Ananindeua, PA – O investimento da Itaipu Binacional na ampliação e modernização de cozinhas solidárias em sete estados brasileiros aumentou a capacidade de atendimento a populações em situação de vulnerabilidade e reforçou ações de combate à insegurança alimentar. A iniciativa contempla municípios no Pará, Ceará, Distrito Federal, Rio Grande do Sul, Rio de Janeiro, Roraima e Paraná.
Em Ananindeua, na região metropolitana de Belém (PA), a atuação da Itaipu, por meio da Assessoria de Responsabilidade Social, viabilizou a expansão da Cozinha Comunitária Mãos de Mulheres e Pão Compartilhado. Antes instalada em uma residência voluntária, com cerca de 100 atendimentos diários, a unidade passou a operar em espaço estruturado, ampliando a oferta para aproximadamente 250 refeições por dia.
Além da ampliação física, o projeto incluiu a reforma do galpão do centro comunitário, com instalação de sistema fotovoltaico, biodigestor e equipamentos elétricos sustentáveis. A iniciativa também recebeu apoio do Edital Itaipu Mais que Energia para a aquisição de um veículo elétrico, utilizado na distribuição de refeições em áreas mais remotas.
“Itaipu financia a estrutura das cozinhas, equipamentos e energia solar para incentivar a manutenção e o crescimento dessas unidades. Gostaríamos de expandir para pelo menos uma cozinha por estado, chegando aos bolsões de pobreza e garantindo o direito à alimentação”, afirmou o diretor-geral brasileiro da Itaipu, Enio Verri.

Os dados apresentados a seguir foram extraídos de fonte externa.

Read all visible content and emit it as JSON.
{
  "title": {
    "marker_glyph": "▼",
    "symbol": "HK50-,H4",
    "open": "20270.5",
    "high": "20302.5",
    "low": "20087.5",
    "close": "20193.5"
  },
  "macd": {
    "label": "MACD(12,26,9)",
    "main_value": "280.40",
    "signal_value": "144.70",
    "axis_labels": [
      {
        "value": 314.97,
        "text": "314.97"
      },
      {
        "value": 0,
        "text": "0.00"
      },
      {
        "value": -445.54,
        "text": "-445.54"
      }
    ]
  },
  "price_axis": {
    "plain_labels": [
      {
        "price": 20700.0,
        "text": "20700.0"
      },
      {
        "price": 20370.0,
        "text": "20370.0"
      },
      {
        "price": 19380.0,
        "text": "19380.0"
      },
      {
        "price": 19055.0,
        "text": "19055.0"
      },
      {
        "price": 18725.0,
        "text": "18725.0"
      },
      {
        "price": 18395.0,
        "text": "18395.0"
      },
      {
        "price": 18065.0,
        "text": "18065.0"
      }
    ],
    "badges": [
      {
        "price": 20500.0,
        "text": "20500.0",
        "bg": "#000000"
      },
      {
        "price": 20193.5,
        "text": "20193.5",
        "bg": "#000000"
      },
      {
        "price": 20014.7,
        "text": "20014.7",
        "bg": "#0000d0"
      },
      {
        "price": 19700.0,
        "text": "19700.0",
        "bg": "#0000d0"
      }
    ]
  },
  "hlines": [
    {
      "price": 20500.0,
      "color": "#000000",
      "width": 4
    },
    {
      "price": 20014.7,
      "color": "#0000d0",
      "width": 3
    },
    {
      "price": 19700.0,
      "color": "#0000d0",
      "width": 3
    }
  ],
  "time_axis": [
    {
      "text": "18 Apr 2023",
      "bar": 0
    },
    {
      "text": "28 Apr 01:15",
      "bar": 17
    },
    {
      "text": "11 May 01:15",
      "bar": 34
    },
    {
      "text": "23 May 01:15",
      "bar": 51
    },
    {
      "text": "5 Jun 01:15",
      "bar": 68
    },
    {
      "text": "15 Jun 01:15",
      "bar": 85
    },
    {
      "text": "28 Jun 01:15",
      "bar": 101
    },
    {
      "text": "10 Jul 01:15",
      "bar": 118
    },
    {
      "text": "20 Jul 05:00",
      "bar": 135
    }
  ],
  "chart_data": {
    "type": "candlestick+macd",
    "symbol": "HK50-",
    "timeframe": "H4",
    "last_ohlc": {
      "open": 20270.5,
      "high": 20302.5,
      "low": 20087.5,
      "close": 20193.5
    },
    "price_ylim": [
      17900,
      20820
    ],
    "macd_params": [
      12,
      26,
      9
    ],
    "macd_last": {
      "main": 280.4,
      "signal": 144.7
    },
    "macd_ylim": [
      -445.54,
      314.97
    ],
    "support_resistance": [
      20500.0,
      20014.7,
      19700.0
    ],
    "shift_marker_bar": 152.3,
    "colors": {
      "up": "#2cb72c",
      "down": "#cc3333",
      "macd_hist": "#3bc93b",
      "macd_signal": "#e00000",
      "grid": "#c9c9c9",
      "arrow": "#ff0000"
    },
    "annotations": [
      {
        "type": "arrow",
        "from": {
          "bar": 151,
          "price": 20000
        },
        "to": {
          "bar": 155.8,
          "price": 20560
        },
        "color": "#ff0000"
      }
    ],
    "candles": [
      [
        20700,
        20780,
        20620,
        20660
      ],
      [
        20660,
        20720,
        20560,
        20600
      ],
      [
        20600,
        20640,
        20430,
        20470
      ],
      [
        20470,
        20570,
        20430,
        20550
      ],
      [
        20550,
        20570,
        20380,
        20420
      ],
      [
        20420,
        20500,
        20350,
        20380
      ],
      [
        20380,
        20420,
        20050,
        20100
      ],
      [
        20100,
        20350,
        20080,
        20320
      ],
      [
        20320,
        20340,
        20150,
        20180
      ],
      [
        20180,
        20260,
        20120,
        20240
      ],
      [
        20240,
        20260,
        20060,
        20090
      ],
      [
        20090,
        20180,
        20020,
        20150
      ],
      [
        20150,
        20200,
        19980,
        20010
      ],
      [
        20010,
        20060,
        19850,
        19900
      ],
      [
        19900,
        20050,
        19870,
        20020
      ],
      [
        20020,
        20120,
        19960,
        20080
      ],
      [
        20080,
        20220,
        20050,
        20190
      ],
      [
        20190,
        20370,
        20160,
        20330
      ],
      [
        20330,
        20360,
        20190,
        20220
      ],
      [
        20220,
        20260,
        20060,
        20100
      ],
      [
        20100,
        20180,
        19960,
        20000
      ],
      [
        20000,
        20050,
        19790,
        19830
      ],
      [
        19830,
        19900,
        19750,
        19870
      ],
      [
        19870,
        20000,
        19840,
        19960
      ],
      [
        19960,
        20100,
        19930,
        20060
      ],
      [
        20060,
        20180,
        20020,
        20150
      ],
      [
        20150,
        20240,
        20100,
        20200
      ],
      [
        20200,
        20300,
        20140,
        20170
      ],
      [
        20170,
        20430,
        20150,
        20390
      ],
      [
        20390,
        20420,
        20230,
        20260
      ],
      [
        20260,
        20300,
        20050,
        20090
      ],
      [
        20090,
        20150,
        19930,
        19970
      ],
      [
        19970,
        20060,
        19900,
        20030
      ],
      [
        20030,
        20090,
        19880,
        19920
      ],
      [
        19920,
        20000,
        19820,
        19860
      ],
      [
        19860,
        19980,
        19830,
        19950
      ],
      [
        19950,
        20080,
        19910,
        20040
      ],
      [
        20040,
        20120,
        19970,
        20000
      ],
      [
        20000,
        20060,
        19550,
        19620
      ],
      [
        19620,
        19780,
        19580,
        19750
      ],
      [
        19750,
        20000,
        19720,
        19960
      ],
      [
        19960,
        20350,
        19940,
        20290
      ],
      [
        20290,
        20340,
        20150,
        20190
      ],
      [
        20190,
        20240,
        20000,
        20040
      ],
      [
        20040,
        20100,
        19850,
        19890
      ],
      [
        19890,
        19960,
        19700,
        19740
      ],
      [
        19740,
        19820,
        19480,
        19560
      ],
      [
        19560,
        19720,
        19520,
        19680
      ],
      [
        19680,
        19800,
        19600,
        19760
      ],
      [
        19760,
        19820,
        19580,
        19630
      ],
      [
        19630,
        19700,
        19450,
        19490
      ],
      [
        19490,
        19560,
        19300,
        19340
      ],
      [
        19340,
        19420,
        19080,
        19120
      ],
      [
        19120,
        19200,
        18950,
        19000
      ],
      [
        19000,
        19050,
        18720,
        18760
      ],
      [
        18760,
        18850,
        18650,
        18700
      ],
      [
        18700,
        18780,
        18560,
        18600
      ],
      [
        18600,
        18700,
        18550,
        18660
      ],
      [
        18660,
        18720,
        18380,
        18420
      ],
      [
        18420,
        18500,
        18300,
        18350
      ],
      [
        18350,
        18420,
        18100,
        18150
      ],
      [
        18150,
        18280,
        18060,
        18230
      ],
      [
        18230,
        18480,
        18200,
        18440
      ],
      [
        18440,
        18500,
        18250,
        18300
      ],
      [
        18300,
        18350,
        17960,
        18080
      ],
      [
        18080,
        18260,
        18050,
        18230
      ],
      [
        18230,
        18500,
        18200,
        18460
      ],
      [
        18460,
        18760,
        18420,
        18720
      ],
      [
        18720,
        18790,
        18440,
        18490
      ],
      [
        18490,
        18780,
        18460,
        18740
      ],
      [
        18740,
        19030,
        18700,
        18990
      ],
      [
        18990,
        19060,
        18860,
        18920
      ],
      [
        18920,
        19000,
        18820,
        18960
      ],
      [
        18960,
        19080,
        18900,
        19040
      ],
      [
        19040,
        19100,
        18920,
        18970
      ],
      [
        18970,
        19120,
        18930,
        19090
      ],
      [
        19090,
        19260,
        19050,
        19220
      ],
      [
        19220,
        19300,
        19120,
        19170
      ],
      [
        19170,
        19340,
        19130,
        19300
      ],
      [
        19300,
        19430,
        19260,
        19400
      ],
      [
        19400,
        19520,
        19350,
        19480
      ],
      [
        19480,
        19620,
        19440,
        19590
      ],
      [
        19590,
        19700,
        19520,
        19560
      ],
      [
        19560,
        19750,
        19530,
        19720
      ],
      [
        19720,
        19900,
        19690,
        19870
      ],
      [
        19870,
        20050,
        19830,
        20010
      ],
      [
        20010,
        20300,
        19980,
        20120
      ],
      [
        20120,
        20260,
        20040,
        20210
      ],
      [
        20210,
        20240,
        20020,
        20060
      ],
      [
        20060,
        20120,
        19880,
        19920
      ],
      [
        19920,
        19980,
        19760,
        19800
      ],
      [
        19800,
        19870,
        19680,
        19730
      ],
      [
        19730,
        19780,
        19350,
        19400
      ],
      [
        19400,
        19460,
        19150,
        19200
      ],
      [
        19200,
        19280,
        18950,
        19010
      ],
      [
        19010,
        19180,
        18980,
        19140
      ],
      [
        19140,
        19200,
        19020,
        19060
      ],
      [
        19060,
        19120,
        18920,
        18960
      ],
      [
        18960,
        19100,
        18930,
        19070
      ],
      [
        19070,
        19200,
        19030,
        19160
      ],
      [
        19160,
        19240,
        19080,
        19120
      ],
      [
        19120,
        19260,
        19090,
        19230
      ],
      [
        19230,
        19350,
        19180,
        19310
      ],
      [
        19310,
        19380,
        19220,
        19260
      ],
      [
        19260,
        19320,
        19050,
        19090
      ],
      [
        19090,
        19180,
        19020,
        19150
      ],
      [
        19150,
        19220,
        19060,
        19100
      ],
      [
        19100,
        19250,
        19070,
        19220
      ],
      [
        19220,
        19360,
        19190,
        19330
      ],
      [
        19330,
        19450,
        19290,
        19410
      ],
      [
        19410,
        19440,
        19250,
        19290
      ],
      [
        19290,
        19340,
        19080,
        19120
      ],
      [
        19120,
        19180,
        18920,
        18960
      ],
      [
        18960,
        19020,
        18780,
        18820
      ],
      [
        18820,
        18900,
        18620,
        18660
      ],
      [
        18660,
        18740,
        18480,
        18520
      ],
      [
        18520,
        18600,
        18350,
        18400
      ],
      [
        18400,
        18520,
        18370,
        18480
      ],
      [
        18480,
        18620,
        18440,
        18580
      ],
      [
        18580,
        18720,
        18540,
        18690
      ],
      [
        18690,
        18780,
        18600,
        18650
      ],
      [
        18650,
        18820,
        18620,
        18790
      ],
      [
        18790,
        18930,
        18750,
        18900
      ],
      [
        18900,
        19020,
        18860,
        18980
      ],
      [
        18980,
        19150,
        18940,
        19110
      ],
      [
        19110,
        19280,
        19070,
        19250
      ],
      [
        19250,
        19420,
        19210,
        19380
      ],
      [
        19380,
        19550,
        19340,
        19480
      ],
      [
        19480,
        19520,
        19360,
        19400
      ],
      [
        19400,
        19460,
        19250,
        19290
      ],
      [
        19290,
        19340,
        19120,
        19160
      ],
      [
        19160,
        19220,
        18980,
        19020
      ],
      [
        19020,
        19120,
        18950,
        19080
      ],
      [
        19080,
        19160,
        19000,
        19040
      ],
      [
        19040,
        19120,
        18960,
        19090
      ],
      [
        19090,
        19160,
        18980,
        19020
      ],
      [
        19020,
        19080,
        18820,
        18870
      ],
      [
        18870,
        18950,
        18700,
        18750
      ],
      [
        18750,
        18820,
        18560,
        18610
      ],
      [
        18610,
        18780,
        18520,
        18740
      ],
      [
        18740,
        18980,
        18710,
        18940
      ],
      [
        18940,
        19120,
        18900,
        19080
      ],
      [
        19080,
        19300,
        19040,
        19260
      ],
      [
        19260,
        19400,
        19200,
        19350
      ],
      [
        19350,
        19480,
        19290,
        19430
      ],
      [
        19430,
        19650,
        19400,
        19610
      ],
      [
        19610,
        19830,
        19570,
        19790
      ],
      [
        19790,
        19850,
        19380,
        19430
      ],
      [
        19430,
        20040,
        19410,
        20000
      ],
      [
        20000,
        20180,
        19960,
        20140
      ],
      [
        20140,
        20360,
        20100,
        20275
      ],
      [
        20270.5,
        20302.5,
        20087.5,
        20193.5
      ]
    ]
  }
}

O projeto integra o Programa Cozinhas Solidárias, do Governo Federal, coordenado pelo Ministério do Desenvolvimento e Assistência Social, Família e Combate à Fome, em parceria com a Secretaria-Geral da Presidência da República, o Ministério de Minas e Energia e com gestão da Cáritas Brasileira Nacional. A iniciativa reconhece as cozinhas comunitárias como tecnologia social voltada ao enfrentamento da fome e da insegurança alimentar.
O convênio também contempla unidades em Fortaleza (CE), Brasília (DF), São Leopoldo (RS), Rio de Janeiro (RJ), Boa Vista (RR) e Foz do Iguaçu (PR), atendendo pessoas em situação de rua, famílias chefiadas por mulheres, comunidades indígenas, migrantes e refugiados. O projeto prevê ainda a capacitação de 80 mulheres, a implantação de hortas comunitárias e ações de fortalecimento da economia solidária.
A iniciativa está alinhada aos Objetivos de Desenvolvimento Sustentável (ODS) da Organização das Nações Unidas, com destaque para os ODS 2 (Fome Zero e Agricultura Sustentável), 7 (Energia Limpa e Acessível), 12 (Consumo e Produção Responsáveis) e 13 (Ação contra a Mudança do Clima).